Comment by anyfoo
13 hours ago
> Wi-Fi signal strength decreases at an exponential rate as you move further away from a router.
This is surprising to me. I'd have guessed it decreases quadratically (i.e. due to the inverse square law), not exponentially.
The paragraph below seems to contain an explanation, but I don't really understand it (namely because I don't know what that percentage "Coverage" column actually means, or what we mean with "the total distance at each QAM step").
So that table is using distance as a proxy for signal to noise ratio. SNR is what really matters.
Each data rate in the standard uses a different encoding technique. "Faster" encoding techniques cram more data into a given transmission interval but require a higher signal to noise ratio to be received without error. Since SNR declines with distance you can have a rough idea at what distance from a transmitter you will be able to receive at what data rate.
However, people and vendors focus far too much on maximum throughput. I've seen data showing that even in the best conditions, clients spend about 1% of their time transmitting or receiving at the highest data rates. Because they are dynamically adjusting the data rate based on the perceived SNR.
Individual clients' peak throughput also works against _aggregate_ throughput when talking about wireless networks with multiple users. If you have 100 clients, do you want one to be able to dominate the others or everyone get a more or less equal share? These peak speeds assume configurations that I would never deploy in practice, because they favour individual users and cripple aggregate throughput - things like 160 MHz wide channels.
But the sticker speed is what sells..
Do most clients do a constant throughput or do they do bursts? Because speed does matter a lot if it's burst (send 100MB to fill a buffer, then wait). The faster you fill whatever buffer, the faster you can let another client use the connection.
Correlated, but obviously bad code can really fuck with neighbors. And each client has an incentive to be greedy so users of that client get a better experience. So you fall back again to QOS for what you care about..
There are a lot of people who are the only ones using their Wi-Fi, so they probably don't care about the performance for anyone else
But this is the point. What your neighbour's are doing greatly affects the performance of your network.
If you have a good connection and are successfully able to transmit packets to your AP at 600Mbps, and your neighbour has a poor connection and is transmitting at 6Mbps to his AP at that moment, you literally have to wait ~100 times as long for a free medium before you can attempt to transmit. And that's for every single frame. Then you have to hope his client is well-behaved enough not to transmit while you are transmitting. Otherwise you end up having to wait again and retransmit anyway.
You might not notice this with only 2 clients. It might be the difference between a 80MBps and a 50MBps download for example. But it decays exponentially with the number of clients.
Did you check out "Appendix I: Wi-Fi signal strength vs distance"? Cheers!
yeah, it's pretty common to refer to x^2 as exponential colloquially since there's A. an exponent B. a single term for all values (vs. quadratic, cubic, quartic...)

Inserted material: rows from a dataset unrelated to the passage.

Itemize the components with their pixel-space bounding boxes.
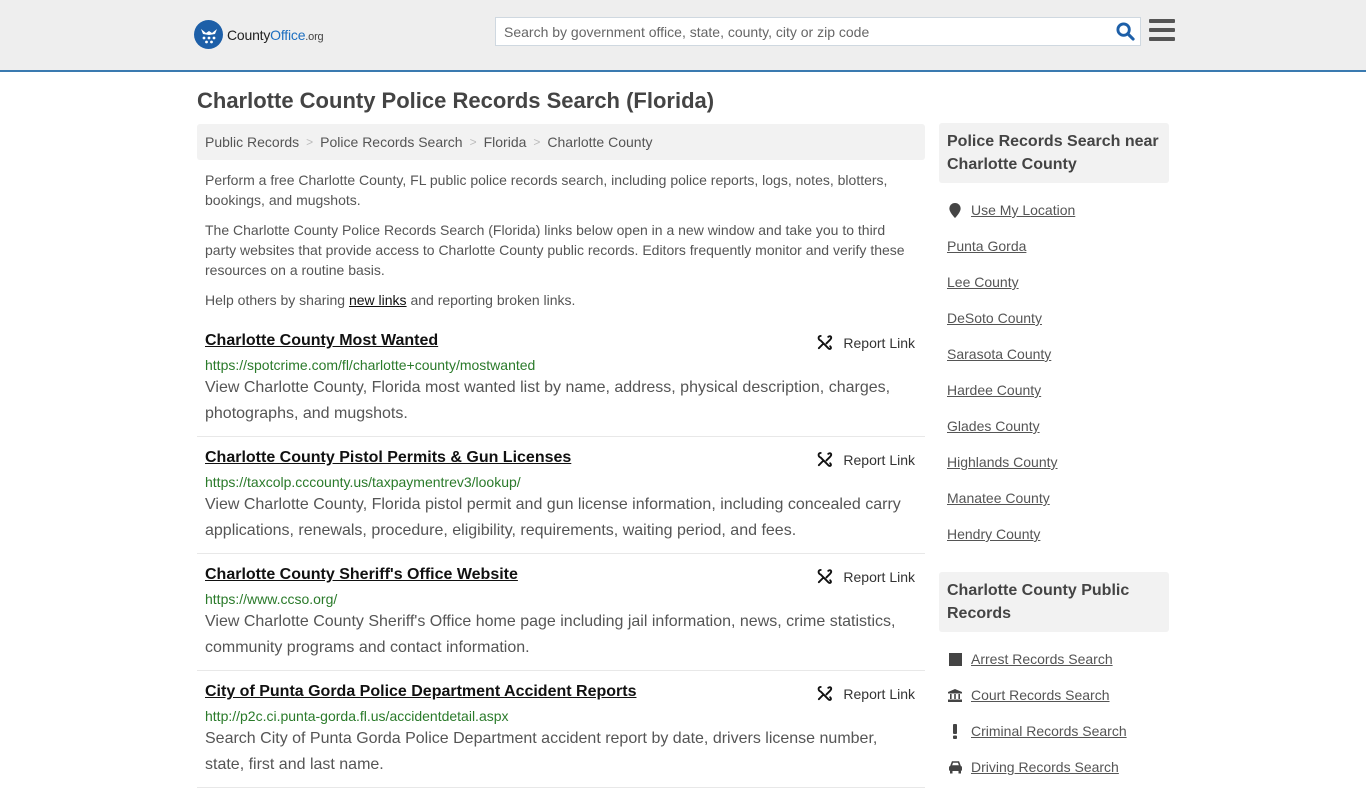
report-link-button[interactable]: Report Link: [816, 451, 915, 468]
exclamation-icon: [947, 723, 963, 739]
nearby-item: Hardee County: [947, 372, 1161, 408]
breadcrumb-police-records-search[interactable]: Police Records Search: [320, 134, 462, 150]
result-item: City of Punta Gorda Police Department Ac…: [197, 671, 925, 788]
site-logo[interactable]: CountyOffice.org: [194, 20, 324, 49]
square-icon: [947, 652, 963, 666]
courthouse-icon: [947, 688, 963, 702]
nearby-link-sarasota-county[interactable]: Sarasota County: [947, 346, 1051, 362]
nearby-item: Glades County: [947, 408, 1161, 444]
result-title-link[interactable]: Charlotte County Pistol Permits & Gun Li…: [205, 447, 571, 469]
search-button[interactable]: [1110, 18, 1140, 45]
search-input[interactable]: [496, 18, 1110, 45]
use-my-location-item: Use My Location: [947, 192, 1161, 228]
page-title: Charlotte County Police Records Search (…: [197, 88, 715, 113]
public-record-item: Court Records Search: [947, 677, 1161, 713]
result-description: View Charlotte County, Florida pistol pe…: [205, 496, 901, 539]
nearby-item: Sarasota County: [947, 336, 1161, 372]
result-url[interactable]: https://taxcolp.cccounty.us/taxpaymentre…: [205, 472, 917, 492]
nearby-link-glades-county[interactable]: Glades County: [947, 418, 1040, 434]
nearby-link-lee-county[interactable]: Lee County: [947, 274, 1019, 290]
public-record-item: Driving Records Search: [947, 749, 1161, 785]
result-item: Charlotte County Most Wanted Report Link…: [197, 320, 925, 437]
nearby-link-punta-gorda[interactable]: Punta Gorda: [947, 238, 1026, 254]
map-pin-icon: [947, 202, 963, 218]
search-box: [495, 17, 1141, 46]
breadcrumb-public-records[interactable]: Public Records: [205, 134, 299, 150]
broken-link-icon: [818, 568, 833, 584]
sidebar: Police Records Search near Charlotte Cou…: [939, 123, 1169, 785]
nearby-item: DeSoto County: [947, 300, 1161, 336]
nearby-link-hardee-county[interactable]: Hardee County: [947, 382, 1041, 398]
breadcrumb-florida[interactable]: Florida: [484, 134, 527, 150]
menu-bar: [1149, 28, 1175, 32]
intro-paragraph: Perform a free Charlotte County, FL publ…: [205, 172, 888, 208]
public-record-item: Criminal Records Search: [947, 713, 1161, 749]
public-records-heading: Charlotte County Public Records: [939, 572, 1169, 632]
search-icon: [1115, 22, 1135, 41]
intro-paragraph: Help others by sharing new links and rep…: [205, 292, 576, 308]
breadcrumb: Public Records > Police Records Search >…: [197, 124, 925, 160]
menu-bar: [1149, 37, 1175, 41]
nearby-link-hendry-county[interactable]: Hendry County: [947, 526, 1040, 542]
new-links-link[interactable]: new links: [349, 292, 407, 308]
result-description: View Charlotte County, Florida most want…: [205, 379, 891, 422]
breadcrumb-separator: >: [533, 135, 541, 149]
nearby-link-desoto-county[interactable]: DeSoto County: [947, 310, 1042, 326]
hamburger-menu-button[interactable]: [1149, 19, 1175, 41]
driving-records-link[interactable]: Driving Records Search: [971, 759, 1119, 775]
broken-link-icon: [818, 334, 833, 350]
arrest-records-link[interactable]: Arrest Records Search: [971, 651, 1113, 667]
broken-link-icon: [818, 451, 833, 467]
nearby-item: Lee County: [947, 264, 1161, 300]
public-records-list: Arrest Records Search Court Records Sear…: [939, 632, 1169, 785]
result-item: Charlotte County Sheriff's Office Websit…: [197, 554, 925, 671]
breadcrumb-separator: >: [306, 135, 314, 149]
result-description: Search City of Punta Gorda Police Depart…: [205, 730, 878, 773]
result-url[interactable]: http://p2c.ci.punta-gorda.fl.us/accident…: [205, 706, 917, 726]
nearby-item: Punta Gorda: [947, 228, 1161, 264]
car-icon: [947, 760, 963, 774]
nearby-item: Manatee County: [947, 480, 1161, 516]
intro-text: Perform a free Charlotte County, FL publ…: [197, 160, 925, 310]
court-records-link[interactable]: Court Records Search: [971, 687, 1110, 703]
criminal-records-link[interactable]: Criminal Records Search: [971, 723, 1127, 739]
result-description: View Charlotte County Sheriff's Office h…: [205, 613, 896, 656]
eagle-stars-logo-icon: [194, 20, 223, 49]
nearby-link-highlands-county[interactable]: Highlands County: [947, 454, 1058, 470]
report-link-button[interactable]: Report Link: [816, 685, 915, 702]
report-link-button[interactable]: Report Link: [816, 568, 915, 585]
menu-bar: [1149, 19, 1175, 23]
main-content: Public Records > Police Records Search >…: [197, 124, 925, 788]
result-url[interactable]: https://spotcrime.com/fl/charlotte+count…: [205, 355, 917, 375]
use-my-location-link[interactable]: Use My Location: [971, 202, 1075, 218]
report-link-button[interactable]: Report Link: [816, 334, 915, 351]
nearby-item: Highlands County: [947, 444, 1161, 480]
result-title-link[interactable]: Charlotte County Most Wanted: [205, 330, 438, 352]
nearby-list: Use My Location Punta Gorda Lee County D…: [939, 183, 1169, 552]
result-title-link[interactable]: City of Punta Gorda Police Department Ac…: [205, 681, 636, 703]
nearby-heading: Police Records Search near Charlotte Cou…: [939, 123, 1169, 183]
nearby-link-manatee-county[interactable]: Manatee County: [947, 490, 1050, 506]
intro-paragraph: The Charlotte County Police Records Sear…: [205, 222, 905, 278]
result-url[interactable]: https://www.ccso.org/: [205, 589, 917, 609]
public-record-item: Arrest Records Search: [947, 641, 1161, 677]
broken-link-icon: [818, 685, 833, 701]
site-header: CountyOffice.org: [0, 0, 1366, 72]
breadcrumb-separator: >: [469, 135, 477, 149]
nearby-item: Hendry County: [947, 516, 1161, 552]
logo-text: CountyOffice.org: [227, 26, 324, 43]
result-title-link[interactable]: Charlotte County Sheriff's Office Websit…: [205, 564, 518, 586]
breadcrumb-charlotte-county[interactable]: Charlotte County: [547, 134, 652, 150]
result-item: Charlotte County Pistol Permits & Gun Li…: [197, 437, 925, 554]
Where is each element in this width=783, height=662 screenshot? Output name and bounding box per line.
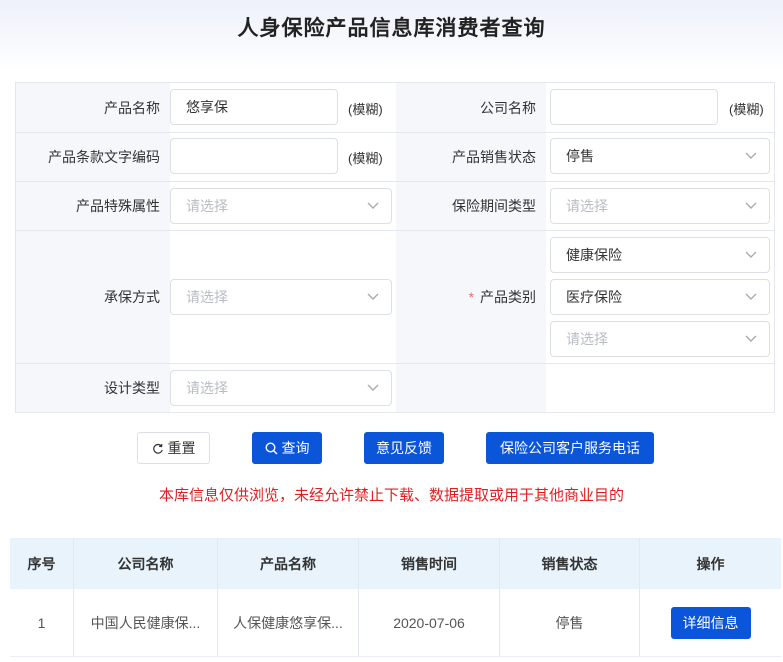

But you're technically correct!
I'm actually not sure that they don't actually mean exponentially. There's something about not only increasing the distance, but potentially also the modulation (and thus the symbol rate) stepping down, which maybe in total causes the decline to be ~exponential? But it's not clear to me at all. That's why I ask, I have a hard time parsing it.
But then again, the sentence uses the term "signal strength", not "throughput", so that would suggest quadratically. But I guess "signal strength" could be meant colloquially and mean more than just the raw signal power received by the antenna, here.
It's all very fuzzy to me, as it stands.
Do you also think that f(x) = x^1 is exponential? How about f(x) = x^0?
Kind of irrelevant, because you could also ask "Do you also think that f(x) = x^1 is polynomial? How about f(x) = x^0?" The distinction was clearly between polynomial (specifically quadratic) and exponential, leaving those trivial cases out.
No. These are polynomials (in x).
https://en.wikipedia.org/wiki/Power_law
Because the variable is the base, not exponent.
I know what "exponentially" means, I know what "quadratically" means (and how it's not exponentially), and I know the inverse square law. Hence my question why the article claims "signal strength" decreases exponentially, when the raw power received by an antenna definitely decreases quadratically, not exponentially. That's just physics. But there might be some convoluted thing about stepping down symbol rate which affects throughput (which I guess could be colloquially called "signal strength" if I squint really hard) that I don't understand here.